AbstractSome evidence leading to the supposition that certain borosilicate glasses containing a high percentage of silica are made up of two‐component glasses is presented. One of these components, which consists mainly of silica and has a low expansivity, forms a rigid network throughout the body of the glass while the temperature is still high enough to maintain the other component in a liquid state. At lower temperatures, the latter component also forms a rigid network that is intricately entwined with that of the high‐temperature component. The composition of the network that forms at relatively low temperatures is presumably not unlike that of a borosilicate glass containing a moderate percentage of silica. Consequently, the expansivity of this low‐temperature component is definitely higher than that of the other. Because of the difference between the expansivities, the low‐temperature component, as soon as it behaves as a rigid network on cooling, compresses the high‐temperature network and is correspondingly distended.

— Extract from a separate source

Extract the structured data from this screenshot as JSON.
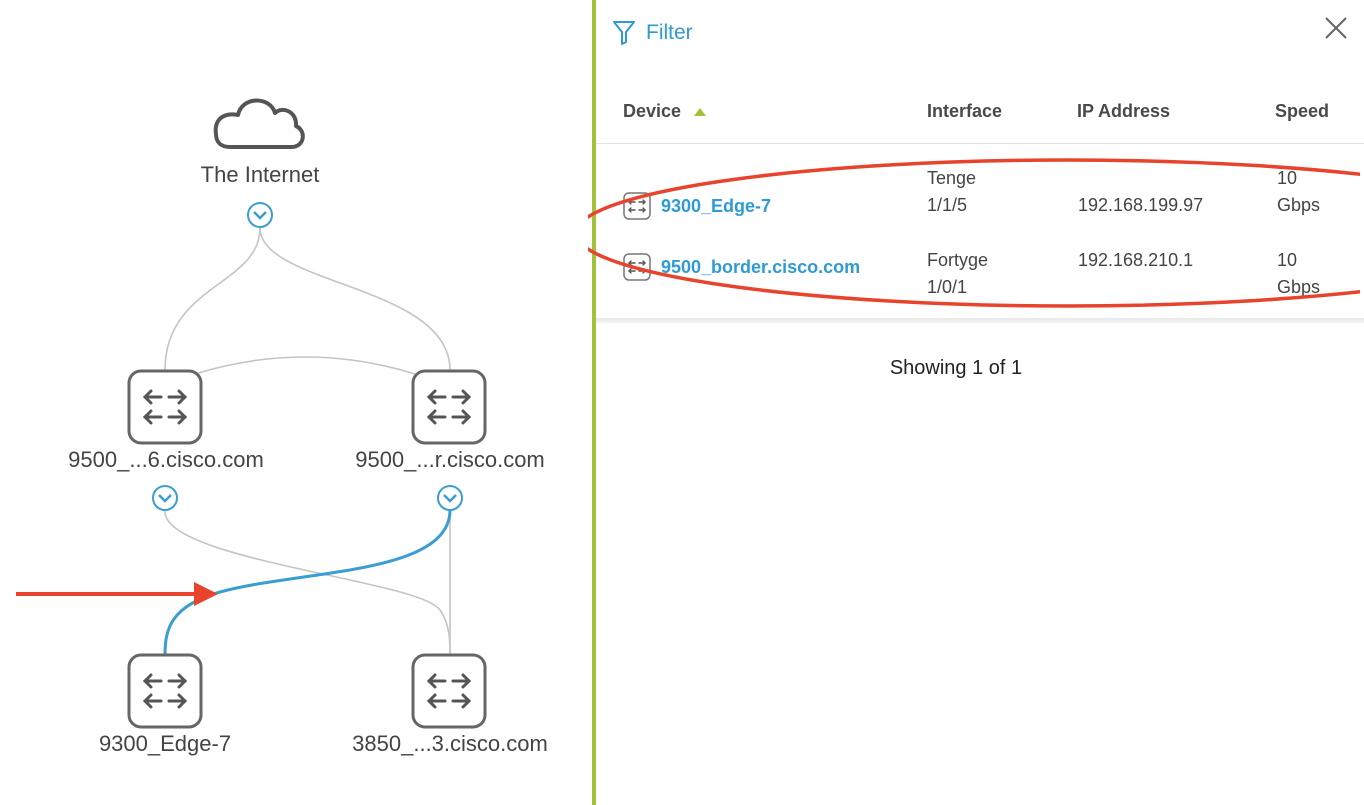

By cooling very rapidly, these elastic strains are developed at temperatures within and even above the upper part of the annealing range of the low‐temperature component. When such strains are developed at high temperatures, they are relaxed by heat‐treatments at lower annealing temperatures, and this relaxation causes an expansion of the undercooled glass while at a constant temperature. However, in the early stages of the treatment, the expansion caused by the relaxation of the strains may be overshadowed by a contraction that results from the shrinkage of the low‐temperature component as it approaches equilibrium from its undercooled condition. These concepts concerning the constitution of borosilicate glasses that contain a high percentage of silica are used to explain the very unusual density changes that are observed when these glasses are subjected to heat‐treatments at different annealing temperatures.